There's a certain lifestyle and character of a martial artist and Shamrock says he wouldn't categorize White as such.
"I don't believe that Dana White is a martial artist," Shamrock said, never shy to dispense UFC criticism. "I don't see a martial way that he is following."
The importance of MMA for Shamrock is clearly more than just business and fandom. Shamrock struggled with a troubled childhood, becoming a ward of the State of California at 12 and incarcerated by 18. It was his involvement in MMA that Shamrock credits for turning his life around.
"I probably wouldn't have had the rough lifehood, I probably wouldn't have went to jail, I probably wouldn't have done all those things," the 37-year-old said. "Because I didn't have a way, a life, I grew up very poor, abused. I didn't know there was a better way. [MMA] is the better way. That's why I'm so passionate about it. That's why we got to do something for the arts."
To get closer where his voice will be heard, Shamrock in February 2011 will be relocating from his longtime home in San Jose to the Big Apple, where he plans on positioning the sport in a new light, one different from the UFC's, says Shamrock.
"In no uncertain terms, what [New York politicians] have said is, 'The appearance of the sport is something we're not ready for,' and the appearance of the sport is Dana White and the UFC because no one else has been here in the media and explain it and has credibility, who's done it," Shamrock said.

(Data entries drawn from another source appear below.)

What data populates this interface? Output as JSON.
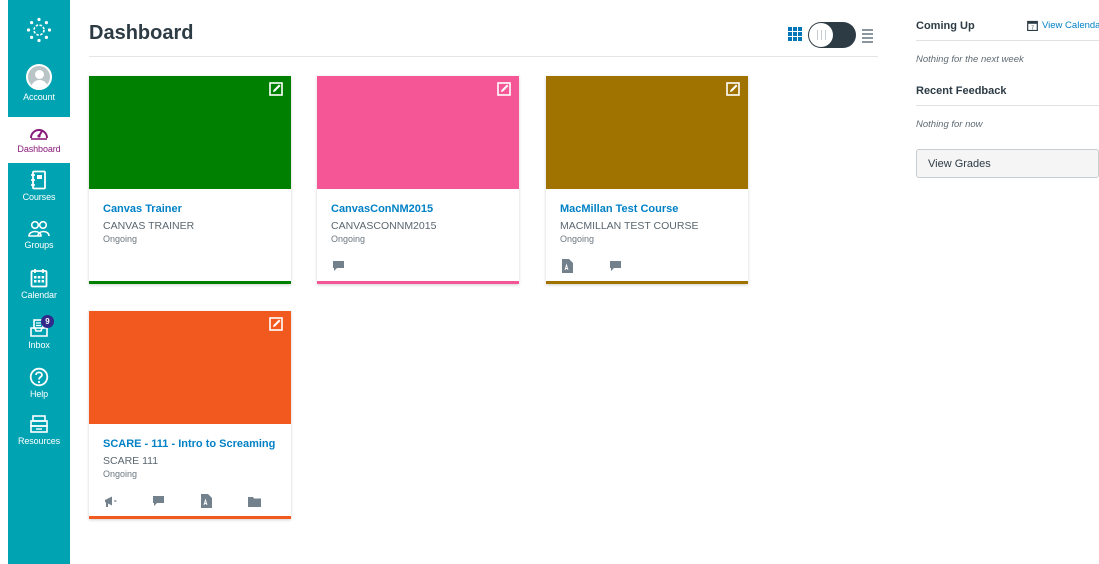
{
  "nav": {
    "account": "Account",
    "dashboard": "Dashboard",
    "courses": "Courses",
    "groups": "Groups",
    "calendar": "Calendar",
    "inbox": "Inbox",
    "inbox_count": "9",
    "help": "Help",
    "resources": "Resources"
  },
  "header": {
    "title": "Dashboard"
  },
  "cards": [
    {
      "title": "Canvas Trainer",
      "code": "CANVAS TRAINER",
      "term": "Ongoing",
      "color": "#008000"
    },
    {
      "title": "CanvasConNM2015",
      "code": "CANVASCONNM2015",
      "term": "Ongoing",
      "color": "#f55696"
    },
    {
      "title": "MacMillan Test Course",
      "code": "MACMILLAN TEST COURSE",
      "term": "Ongoing",
      "color": "#a07300"
    },
    {
      "title": "SCARE - 111 - Intro to Screaming",
      "code": "SCARE 111",
      "term": "Ongoing",
      "color": "#f2591e"
    }
  ],
  "sidebar": {
    "coming_up": "Coming Up",
    "view_calendar": "View Calendar",
    "coming_up_empty": "Nothing for the next week",
    "recent_feedback": "Recent Feedback",
    "feedback_empty": "Nothing for now",
    "view_grades": "View Grades"
  },
  "colors": {
    "nav": "#00a3b1",
    "link": "#0081c6",
    "active_nav": "#8a1b7a"
  }
}
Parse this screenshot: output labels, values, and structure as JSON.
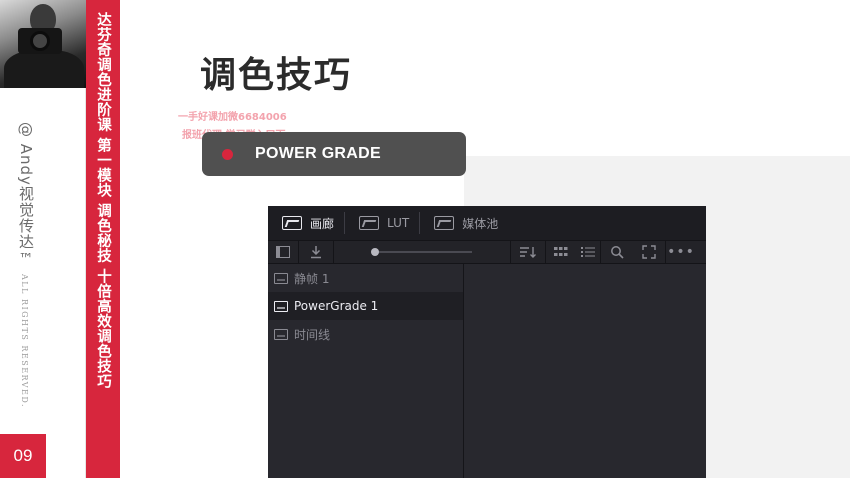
{
  "sidebar": {
    "series_title": "达芬奇调色进阶课  第一模块  调色秘技  十倍高效调色技巧",
    "credit": "@ Andy视觉传达™",
    "rights": "ALL RIGHTS RESERVED.",
    "page_number": "09"
  },
  "slide": {
    "title": "调色技巧",
    "watermark_line1": "一手好课加微6684006",
    "watermark_line2": "报班代理 学习群入口下",
    "section_label": "POWER GRADE"
  },
  "app": {
    "tabs": [
      {
        "label": "画廊",
        "icon": "gallery-icon",
        "active": true
      },
      {
        "label": "LUT",
        "icon": "lut-icon",
        "active": false
      },
      {
        "label": "媒体池",
        "icon": "media-pool-icon",
        "active": false
      }
    ],
    "toolbar": {
      "panel_toggle": "panel-toggle-icon",
      "import": "import-icon",
      "sort": "sort-icon",
      "grid_view": "grid-view-icon",
      "list_view": "list-view-icon",
      "search": "search-icon",
      "fullscreen": "fullscreen-icon",
      "more": "more-options-icon",
      "thumbnail_size": 0.02
    },
    "albums": [
      {
        "label": "静帧 1",
        "selected": false
      },
      {
        "label": "PowerGrade 1",
        "selected": true
      },
      {
        "label": "时间线",
        "selected": false
      }
    ]
  },
  "colors": {
    "accent": "#d7263d",
    "pill_bg": "#505050",
    "app_bg": "#28282e"
  }
}
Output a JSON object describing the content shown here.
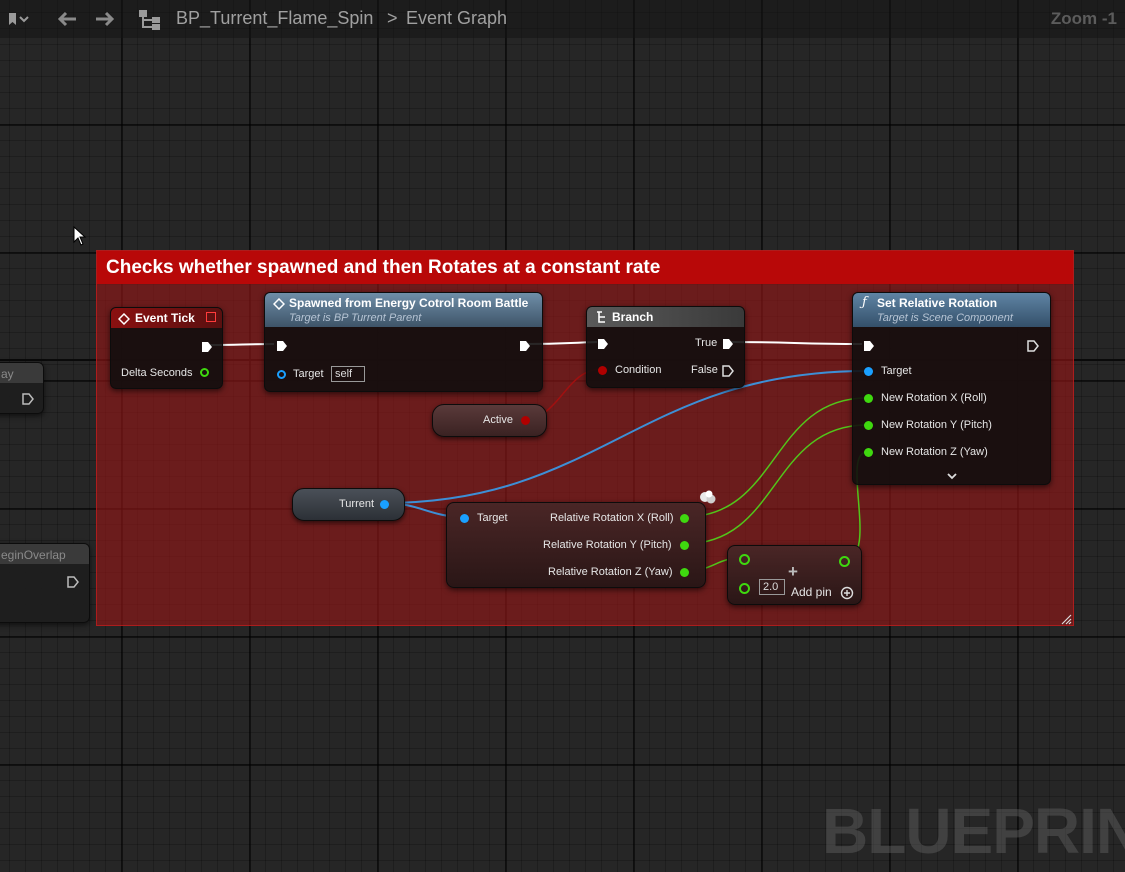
{
  "toolbar": {
    "breadcrumb_asset": "BP_Turrent_Flame_Spin",
    "breadcrumb_separator": ">",
    "breadcrumb_graph": "Event Graph",
    "zoom": "Zoom -1"
  },
  "comment": {
    "title": "Checks whether spawned and then Rotates at a constant rate"
  },
  "nodes": {
    "event_tick": {
      "title": "Event Tick",
      "delta_label": "Delta Seconds"
    },
    "spawned": {
      "title": "Spawned from Energy Cotrol Room Battle",
      "subtitle": "Target is BP Turrent Parent",
      "target_label": "Target",
      "target_value": "self"
    },
    "branch": {
      "title": "Branch",
      "condition_label": "Condition",
      "true_label": "True",
      "false_label": "False"
    },
    "active_var": {
      "label": "Active"
    },
    "set_rotation": {
      "title": "Set Relative Rotation",
      "subtitle": "Target is Scene Component",
      "pins": [
        "Target",
        "New Rotation X (Roll)",
        "New Rotation Y (Pitch)",
        "New Rotation Z (Yaw)"
      ]
    },
    "turrent_var": {
      "label": "Turrent"
    },
    "break_rotation": {
      "target_label": "Target",
      "outputs": [
        "Relative Rotation X (Roll)",
        "Relative Rotation Y (Pitch)",
        "Relative Rotation Z (Yaw)"
      ]
    },
    "multiply": {
      "symbol": "+",
      "value": "2.0",
      "add_pin_label": "Add pin"
    },
    "left_node_a": {
      "title_fragment": "ay"
    },
    "left_node_b": {
      "title_fragment": "eginOverlap"
    }
  },
  "watermark": "BLUEPRINT",
  "colors": {
    "comment_bar": "#b80808",
    "exec_wire": "#ffffff",
    "object_pin": "#1aa0ff",
    "float_pin": "#3fd80f",
    "bool_pin": "#b00000"
  }
}
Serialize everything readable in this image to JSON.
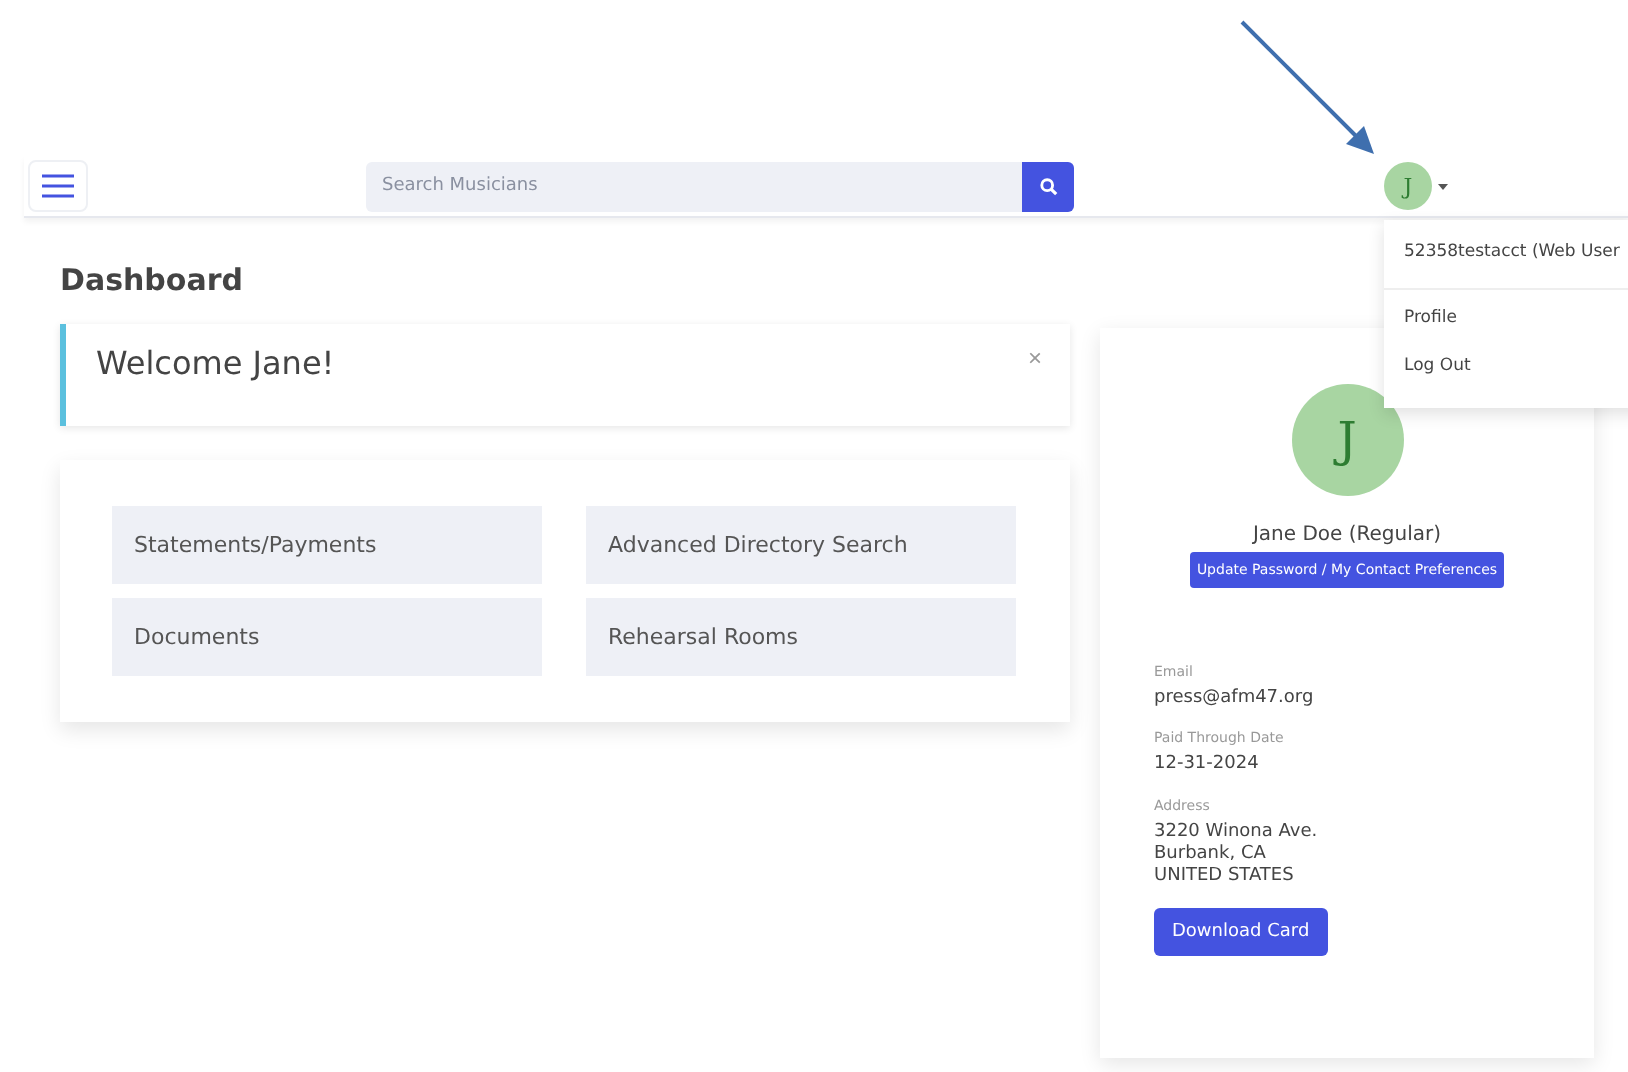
{
  "navbar": {
    "search": {
      "placeholder": "Search Musicians"
    },
    "avatar_initial": "J"
  },
  "user_menu": {
    "expanded": true,
    "items": [
      {
        "label": "52358testacct (Web User"
      },
      {
        "label": "Profile"
      },
      {
        "label": "Log Out"
      }
    ]
  },
  "page_title": "Dashboard",
  "welcome": {
    "message": "Welcome Jane!",
    "close": "×"
  },
  "tiles": [
    {
      "label": "Statements/Payments"
    },
    {
      "label": "Advanced Directory Search"
    },
    {
      "label": "Documents"
    },
    {
      "label": "Rehearsal Rooms"
    }
  ],
  "profile": {
    "initial": "J",
    "name": "Jane Doe (Regular)",
    "update_button": "Update Password / My Contact Preferences",
    "fields": [
      {
        "label": "Email",
        "lines": [
          "press@afm47.org"
        ]
      },
      {
        "label": "Paid Through Date",
        "lines": [
          "12-31-2024"
        ]
      },
      {
        "label": "Address",
        "lines": [
          "3220 Winona Ave.",
          "Burbank, CA",
          "UNITED STATES"
        ]
      }
    ],
    "download_button": "Download Card"
  }
}
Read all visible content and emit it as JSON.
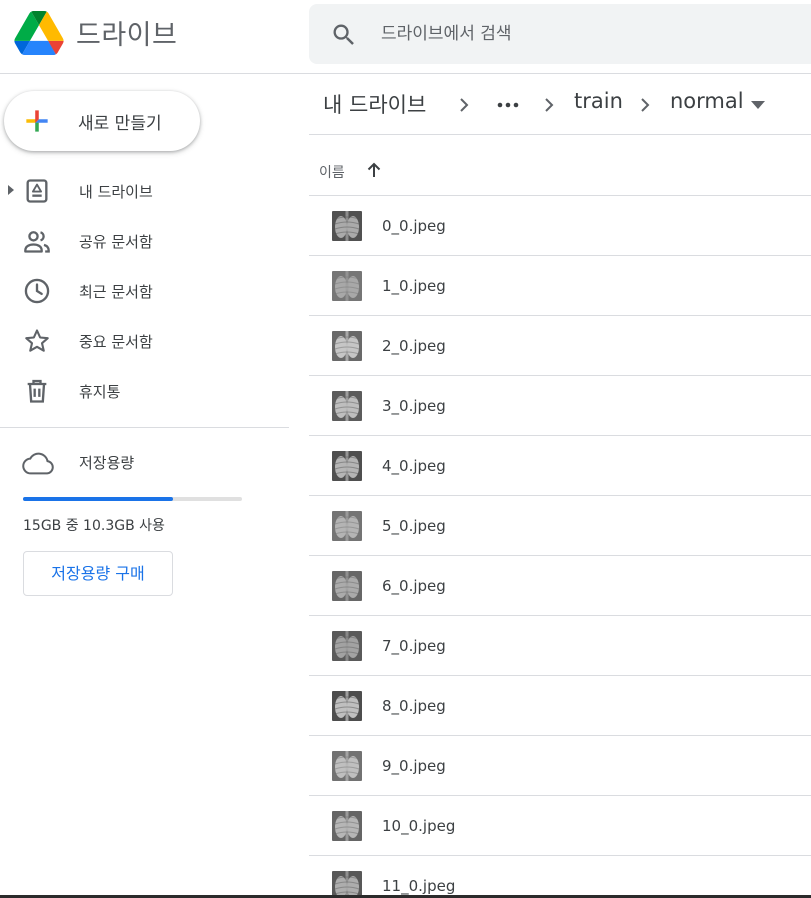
{
  "header": {
    "app_title": "드라이브",
    "search_placeholder": "드라이브에서 검색"
  },
  "sidebar": {
    "new_button_label": "새로 만들기",
    "items": [
      {
        "label": "내 드라이브",
        "icon": "my-drive-icon"
      },
      {
        "label": "공유 문서함",
        "icon": "shared-people-icon"
      },
      {
        "label": "최근 문서함",
        "icon": "clock-icon"
      },
      {
        "label": "중요 문서함",
        "icon": "star-icon"
      },
      {
        "label": "휴지통",
        "icon": "trash-icon"
      }
    ],
    "storage": {
      "label": "저장용량",
      "usage_text": "15GB 중 10.3GB 사용",
      "used_fraction": 0.687,
      "buy_button_label": "저장용량 구매"
    }
  },
  "breadcrumb": {
    "items": [
      "내 드라이브",
      "train",
      "normal"
    ],
    "overflow_icon": "more-horiz-icon"
  },
  "file_list": {
    "column_name": "이름",
    "sort": "ascending",
    "files": [
      "0_0.jpeg",
      "1_0.jpeg",
      "2_0.jpeg",
      "3_0.jpeg",
      "4_0.jpeg",
      "5_0.jpeg",
      "6_0.jpeg",
      "7_0.jpeg",
      "8_0.jpeg",
      "9_0.jpeg",
      "10_0.jpeg",
      "11_0.jpeg"
    ]
  },
  "colors": {
    "accent": "#1a73e8",
    "divider": "#dadce0",
    "search_bg": "#f1f3f4",
    "text": "#3c4043"
  }
}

With competitive MMA out of his system after formally announcing his retirement in June, the former UFC and Strikeforce champ will continue announcing for Showtime as well as pushing his efforts to advance the sport. Thinking a makeover of MMA in the legislation's eyes is the answer to finding MMA a home in New York, Shamrock wants to step in as the man to do it.
"I know what the art is and I'm here to represent it," Shamrock said. "I think that's all we need. We need a different face."